The keystroke level model is a classical measure of physical effort when working with a computer. Here we use the model to look at the effort of debugging a spreadsheet. The model is quite detailed but at a simple level it focuses upon keystrokes as the basic measure of effort. With the above original formula it needed 6 keystrokes but it took 20 keystrokes to check it (and that is ignoring mouse or cursor movements).
To generalise this simple idea to a more general case we have make some assumptions, we start by considering the expression computed as a whole, including all the sub-expressions. The number of terms in the expression is a key parameter (S); and more subtly and the average number of arguments any operator or function use (F). Finally, how many keystrokes forming a term needs to be known, for this we shall assume T is the average size of a term.
The simplistic analysis the size of an expression is T.S characters. The effort of checking all the sub-expressions that form the formula means in parts typing the entire formula again, and again for each level of nesting of sub-expressions. We make the conservative assumption that the depth of nesting is at least:
log(F)(S) – 1
So, if the user is comprehensively checking all sub-expressions in a cell formula, they will have to enter each of the sub-expressions at each level of nesting. Hence a lower bound on the activity required will be:
T . S . (log(F)(S) – 1)
Note this is a very generic account of effort, the effort of mental management has been ignored as have details such as brackets and commas within a formula.

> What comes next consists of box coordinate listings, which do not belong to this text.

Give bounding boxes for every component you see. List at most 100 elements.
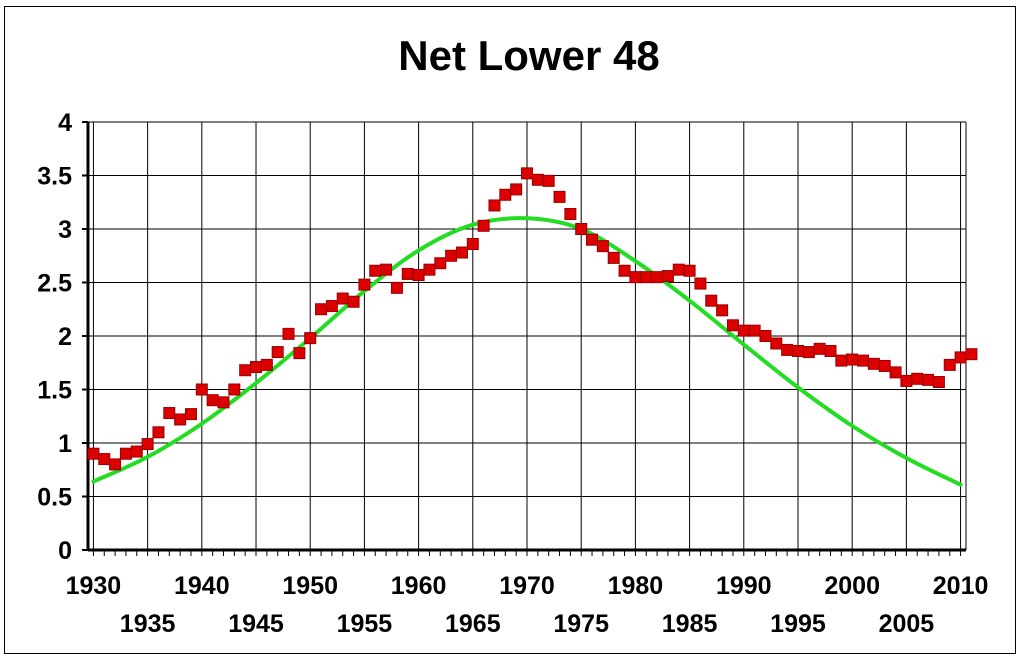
x-tick-label: 1960 [391, 572, 447, 600]
data-point [260, 358, 273, 371]
data-point [596, 240, 609, 253]
data-point [206, 394, 219, 407]
chart-frame [4, 6, 1016, 654]
data-point [271, 346, 284, 359]
data-point [87, 447, 100, 460]
grid-lines [88, 121, 967, 550]
x-tick-label: 1990 [716, 572, 772, 600]
data-point [705, 294, 718, 307]
data-point [455, 246, 468, 259]
x-tick-label: 1965 [445, 610, 501, 638]
data-point [922, 373, 935, 386]
y-tick-label: 4 [58, 109, 72, 137]
x-tick-label: 1935 [120, 610, 176, 638]
data-point [781, 343, 794, 356]
data-point [390, 281, 403, 294]
x-tick-label: 1995 [770, 610, 826, 638]
x-tick-label: 1940 [174, 572, 230, 600]
x-tick-label: 1945 [228, 610, 284, 638]
data-point [282, 327, 295, 340]
data-point [195, 383, 208, 396]
data-point [445, 249, 458, 262]
data-point [98, 453, 111, 466]
data-point [228, 383, 241, 396]
data-point [358, 278, 371, 291]
data-point [412, 269, 425, 282]
data-point [911, 372, 924, 385]
data-point [867, 357, 880, 370]
data-point [824, 344, 837, 357]
data-point [802, 346, 815, 359]
data-point [510, 183, 523, 196]
data-point [553, 190, 566, 203]
data-point [857, 354, 870, 367]
data-point [174, 413, 187, 426]
data-point [141, 438, 154, 451]
data-point [347, 295, 360, 308]
x-tick-label: 1930 [66, 572, 122, 600]
y-tick-label: 1 [58, 430, 72, 458]
data-point [932, 376, 945, 389]
data-point [531, 173, 544, 186]
data-point [716, 304, 729, 317]
y-tick-label: 2.5 [37, 270, 72, 298]
data-point [629, 271, 642, 284]
data-point [683, 264, 696, 277]
x-tick-label: 1970 [499, 572, 555, 600]
data-point [477, 219, 490, 232]
data-point [900, 374, 913, 387]
data-point [586, 233, 599, 246]
data-point [401, 267, 414, 280]
data-point [217, 396, 230, 409]
data-point [640, 271, 653, 284]
y-tick-label: 3 [58, 216, 72, 244]
data-point [315, 303, 328, 316]
data-point [770, 337, 783, 350]
x-tick-label: 1955 [337, 610, 393, 638]
y-tick-labels: 0 0.5 1 1.5 2 2.5 3 3.5 4 [37, 109, 72, 565]
data-point [694, 277, 707, 290]
data-point [250, 361, 263, 374]
x-tick-label: 1975 [553, 610, 609, 638]
data-point [651, 271, 664, 284]
x-tick-label: 1985 [662, 610, 718, 638]
data-point [109, 458, 122, 471]
data-point [661, 270, 674, 283]
data-point [835, 354, 848, 367]
data-point [564, 208, 577, 221]
x-tick-label: 2005 [879, 610, 935, 638]
data-point [380, 263, 393, 276]
data-point [304, 332, 317, 345]
data-point [369, 264, 382, 277]
y-tick-label: 1.5 [37, 377, 72, 405]
data-point [542, 174, 555, 187]
chart-title: Net Lower 48 [398, 32, 660, 79]
data-point [325, 300, 338, 313]
data-point [954, 351, 967, 364]
x-tick-label: 1980 [608, 572, 664, 600]
x-tick-label: 1950 [282, 572, 338, 600]
x-tick-label: 2010 [933, 572, 989, 600]
data-point [943, 358, 956, 371]
data-point [748, 324, 761, 337]
data-point [119, 447, 132, 460]
data-point [488, 199, 501, 212]
data-point [726, 319, 739, 332]
data-points [87, 167, 978, 471]
data-point [965, 348, 978, 361]
data-point [791, 344, 804, 357]
data-point [846, 353, 859, 366]
data-point [607, 251, 620, 264]
data-point [293, 347, 306, 360]
data-point [618, 264, 631, 277]
data-point [466, 237, 479, 250]
y-tick-label: 3.5 [37, 163, 72, 191]
data-point [575, 223, 588, 235]
data-point [152, 426, 165, 439]
x-tick-labels: 1930 1935 1940 1945 1950 1955 1960 1965 1970 1975… [66, 572, 989, 638]
data-point [499, 188, 512, 201]
data-point [184, 408, 197, 421]
data-point [130, 445, 143, 458]
data-point [737, 324, 750, 337]
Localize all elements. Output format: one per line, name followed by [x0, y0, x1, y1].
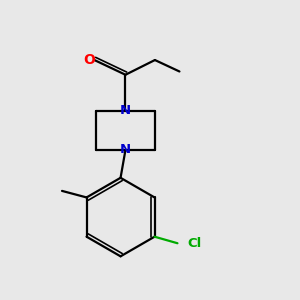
Text: Cl: Cl	[187, 237, 202, 250]
Text: N: N	[120, 104, 131, 117]
Text: O: O	[83, 53, 95, 67]
Text: N: N	[120, 143, 131, 157]
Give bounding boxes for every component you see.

The simple interpretation of this is not surprising the few the terms used in an expression the less effort debugging is, and shorter the terms the less effort required to debug. Slightly more interestingly with the same number of terms, expressions with more arguments are easier to debug, because they’ve less depth complexity. For example: “(512+734+226+691)/4” involves more debugging effort than “SUM(512,734,226,691)/4” because there are less nested expressions.

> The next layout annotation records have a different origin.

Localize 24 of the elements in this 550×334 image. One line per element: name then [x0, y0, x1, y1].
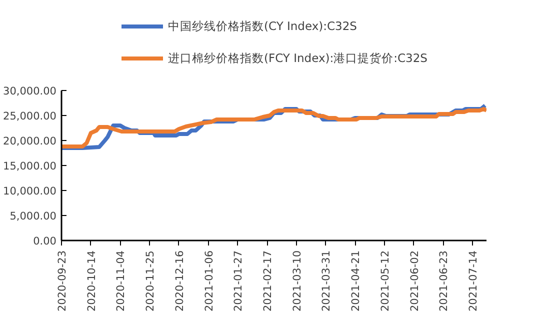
x-tick-label: 2020-12-16 [174, 250, 186, 312]
x-tick-label: 2021-02-17 [262, 250, 274, 312]
legend-label: 中国纱线价格指数(CY Index):C32S [168, 18, 357, 34]
x-tick-label: 2020-11-25 [144, 250, 157, 312]
legend-label: 进口棉纱价格指数(FCY Index):港口提货价:C32S [168, 50, 428, 66]
y-tick-label: 30,000.00 [3, 86, 57, 98]
x-tick-label: 2020-11-04 [115, 250, 128, 312]
x-tick-label: 2021-05-12 [379, 250, 392, 312]
y-tick-label: 0.00 [33, 236, 57, 248]
y-tick-label: 15,000.00 [3, 160, 57, 172]
x-tick-label: 2021-06-23 [438, 250, 450, 312]
x-tick-label: 2021-07-14 [468, 250, 480, 312]
x-tick-label: 2021-03-10 [291, 250, 304, 312]
x-tick-label: 2021-06-02 [408, 250, 421, 312]
x-tick-label: 2021-03-31 [320, 250, 333, 312]
y-tick-label: 20,000.00 [3, 136, 57, 148]
y-tick-label: 5,000.00 [10, 210, 57, 222]
y-tick-label: 10,000.00 [3, 186, 57, 198]
x-tick-label: 2021-04-21 [350, 250, 362, 312]
x-tick-label: 2020-10-14 [86, 250, 98, 312]
x-tick-label: 2021-01-06 [203, 250, 216, 312]
y-tick-label: 25,000.00 [3, 110, 57, 122]
x-tick-label: 2020-09-23 [56, 250, 68, 312]
x-tick-label: 2021-01-27 [232, 250, 245, 312]
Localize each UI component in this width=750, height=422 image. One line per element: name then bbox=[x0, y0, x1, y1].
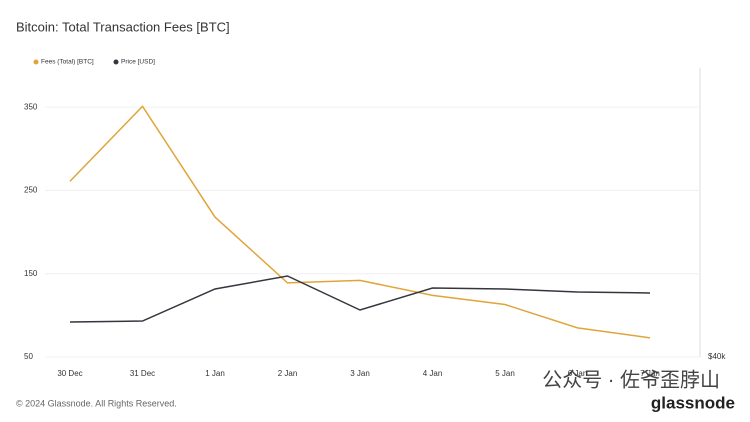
x-tick-label: 3 Jan bbox=[350, 369, 370, 378]
x-tick-label: 5 Jan bbox=[495, 369, 515, 378]
x-tick-label: 4 Jan bbox=[423, 369, 443, 378]
y-tick-label: 350 bbox=[24, 102, 38, 111]
x-tick-label: 30 Dec bbox=[57, 369, 82, 378]
series-line bbox=[69, 105, 651, 339]
x-tick-label: 31 Dec bbox=[130, 369, 155, 378]
y-tick-label: 50 bbox=[24, 352, 33, 361]
y2-tick-label: $40k bbox=[708, 352, 726, 361]
brand: glassnode bbox=[651, 393, 735, 412]
legend-label: Fees (Total) [BTC] bbox=[41, 59, 94, 66]
y-tick-label: 150 bbox=[24, 269, 38, 278]
y-tick-label: 250 bbox=[24, 186, 38, 195]
series-line bbox=[69, 275, 651, 323]
x-tick-label: 7 Jan bbox=[640, 369, 660, 378]
x-tick-label: 1 Jan bbox=[205, 369, 225, 378]
watermark: 公众号 · 佐爷歪脖山 bbox=[542, 368, 720, 391]
x-tick-label: 6 Jan bbox=[568, 369, 588, 378]
chart-title: Bitcoin: Total Transaction Fees [BTC] bbox=[16, 19, 230, 34]
legend-label: Price [USD] bbox=[121, 59, 155, 66]
x-tick-label: 2 Jan bbox=[278, 369, 298, 378]
legend-marker bbox=[113, 59, 119, 65]
footer: © 2024 Glassnode. All Rights Reserved. bbox=[16, 398, 177, 408]
legend-marker bbox=[33, 59, 39, 65]
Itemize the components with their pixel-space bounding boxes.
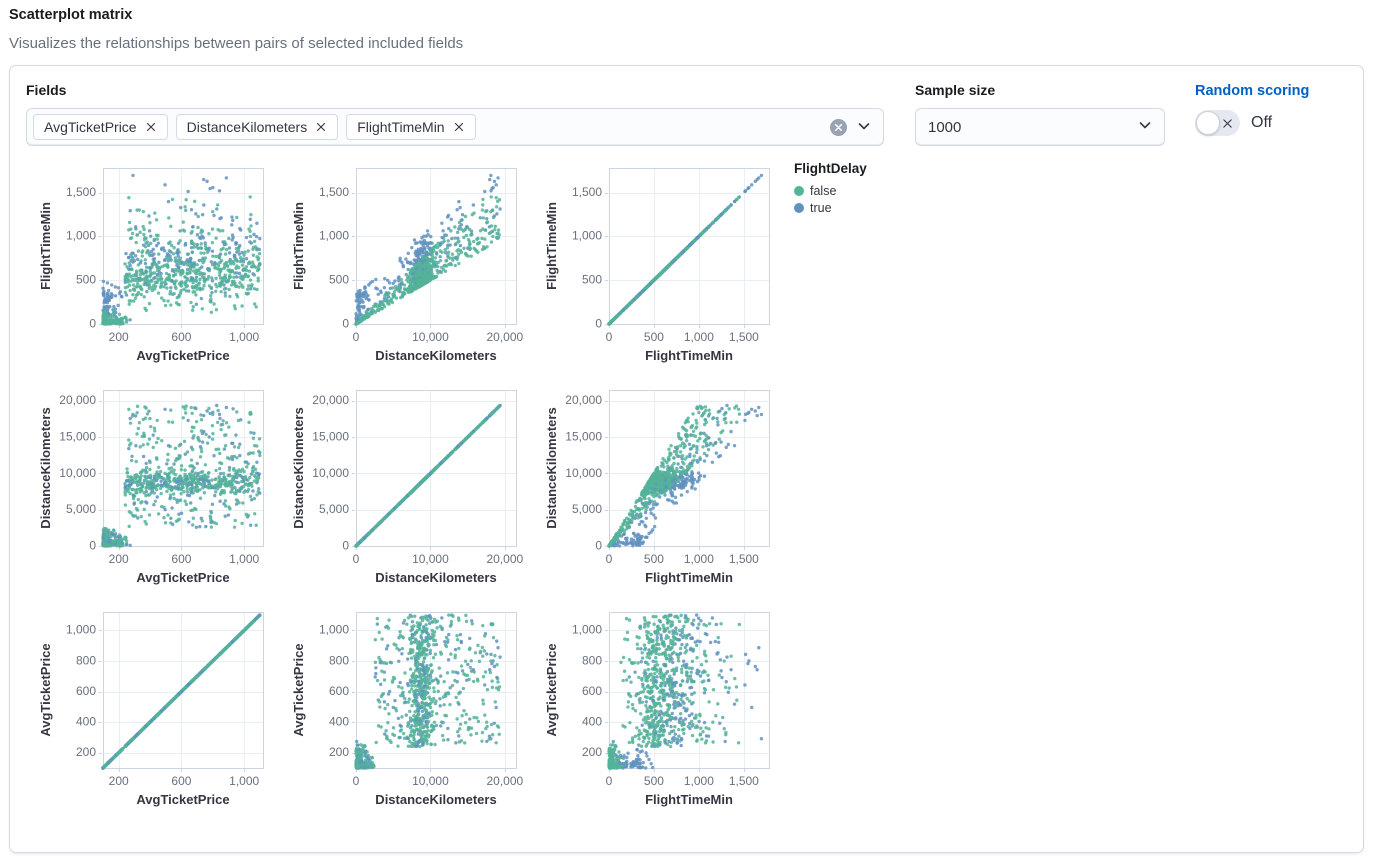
fields-label: Fields [26, 82, 67, 98]
legend-label: true [810, 201, 832, 215]
chevron-down-icon [856, 118, 872, 137]
random-scoring-toggle[interactable] [1195, 110, 1240, 136]
fields-group: Fields AvgTicketPrice DistanceKilometers [26, 82, 884, 146]
field-tag-distancekilometers: DistanceKilometers [175, 114, 339, 140]
field-tag-label: DistanceKilometers [186, 119, 308, 135]
fields-combobox[interactable]: AvgTicketPrice DistanceKilometers Flight… [26, 108, 884, 146]
sample-size-value: 1000 [928, 118, 962, 136]
remove-field-icon[interactable] [315, 121, 327, 133]
random-scoring-group: Random scoring Off [1195, 82, 1309, 136]
scatter-cell-r0c1[interactable] [279, 160, 532, 382]
scatter-cell-r2c2[interactable] [532, 604, 785, 826]
combobox-clear-button[interactable] [830, 118, 847, 136]
toggle-knob [1196, 111, 1220, 135]
controls-row: Fields AvgTicketPrice DistanceKilometers [26, 82, 1347, 146]
legend-title: FlightDelay [794, 161, 867, 176]
toggle-state-label: Off [1251, 114, 1273, 131]
scatter-cell-r1c2[interactable] [532, 382, 785, 604]
sample-size-group: Sample size 1000 [915, 82, 1165, 146]
legend-dot-false [794, 186, 804, 196]
legend: FlightDelay false true [794, 160, 867, 217]
toggle-off-x-icon [1222, 117, 1233, 132]
scatterplot-matrix: FlightDelay false true [26, 160, 1347, 826]
sample-size-label: Sample size [915, 82, 996, 98]
sample-size-select[interactable]: 1000 [915, 108, 1165, 146]
page-subtitle: Visualizes the relationships between pai… [9, 35, 464, 52]
legend-item-false: false [794, 183, 867, 199]
scatterplot-grid [26, 160, 785, 826]
legend-dot-true [794, 203, 804, 213]
field-tag-label: AvgTicketPrice [44, 119, 137, 135]
scatter-cell-r2c0[interactable] [26, 604, 279, 826]
remove-field-icon[interactable] [453, 121, 465, 133]
legend-label: false [810, 184, 837, 198]
field-tag-flighttimemin: FlightTimeMin [346, 114, 476, 140]
legend-item-true: true [794, 200, 867, 216]
scatter-cell-r2c1[interactable] [279, 604, 532, 826]
page-title: Scatterplot matrix [9, 7, 133, 23]
clear-all-icon [834, 123, 843, 132]
remove-field-icon[interactable] [145, 121, 157, 133]
combobox-caret-button[interactable] [855, 118, 873, 136]
scatter-cell-r1c1[interactable] [279, 382, 532, 604]
random-scoring-toggle-row: Off [1195, 110, 1309, 136]
scatter-cell-r1c0[interactable] [26, 382, 279, 604]
random-scoring-link[interactable]: Random scoring [1195, 83, 1310, 99]
scatter-cell-r0c0[interactable] [26, 160, 279, 382]
chevron-down-icon [1137, 117, 1153, 137]
field-tag-label: FlightTimeMin [357, 119, 445, 135]
field-tag-avgticketprice: AvgTicketPrice [33, 114, 168, 140]
scatter-cell-r0c2[interactable] [532, 160, 785, 382]
scatterplot-matrix-panel: Fields AvgTicketPrice DistanceKilometers [9, 65, 1364, 853]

Using our model the effort to debug “(512+734+226+691)/4”, is based on 8 terms (S=8), where terms are on average 2.38 characters (T = 2.38) and the number of arguments of the operators is 2 (F = 2). This gives a keystroke complexity for debugging the expression as 38 keystrokes.
By contrast the effort to debug “SUM(512,734,226,691)/4”, involves 7 terms (S = 7), with an average term size of 2.43 (T = 2.43), and an average number of arguments as 3 (F = 3). The resulting complexity of is only 13.1 keystrokes. Less than half the effort of the previous case.
Although this complexity can seem quite an abstract concept it is useful in quantifying effort and also highlighting what might help reduce that effort. For instance, we can see that built in functions can help simplify the complexity. In this example, using the AVERAGE function would increase F further and reduce S both of which would reduce the complexity.
Having a good measure of complexity like this also helps illustrate the power of additional tool features. For example, if a user were to have the EQUS add-in operating with any of these examples, the tool will automatically present the breakdown of a formula thus minimising the effort required whenever a formula seems to be not performing as expected.
So, using EQUS with either “(512+734+226+691)/4” or “SUM(512,734,226,691)/4”, the visualisation shows all the details that hand debugging involves with zero keystrokes, see the EQUS outputs, below for the two cases.
It can be seen that the physical effort when the visualisation is provided goes to zero, since the user only has to read off components of the expressions involved.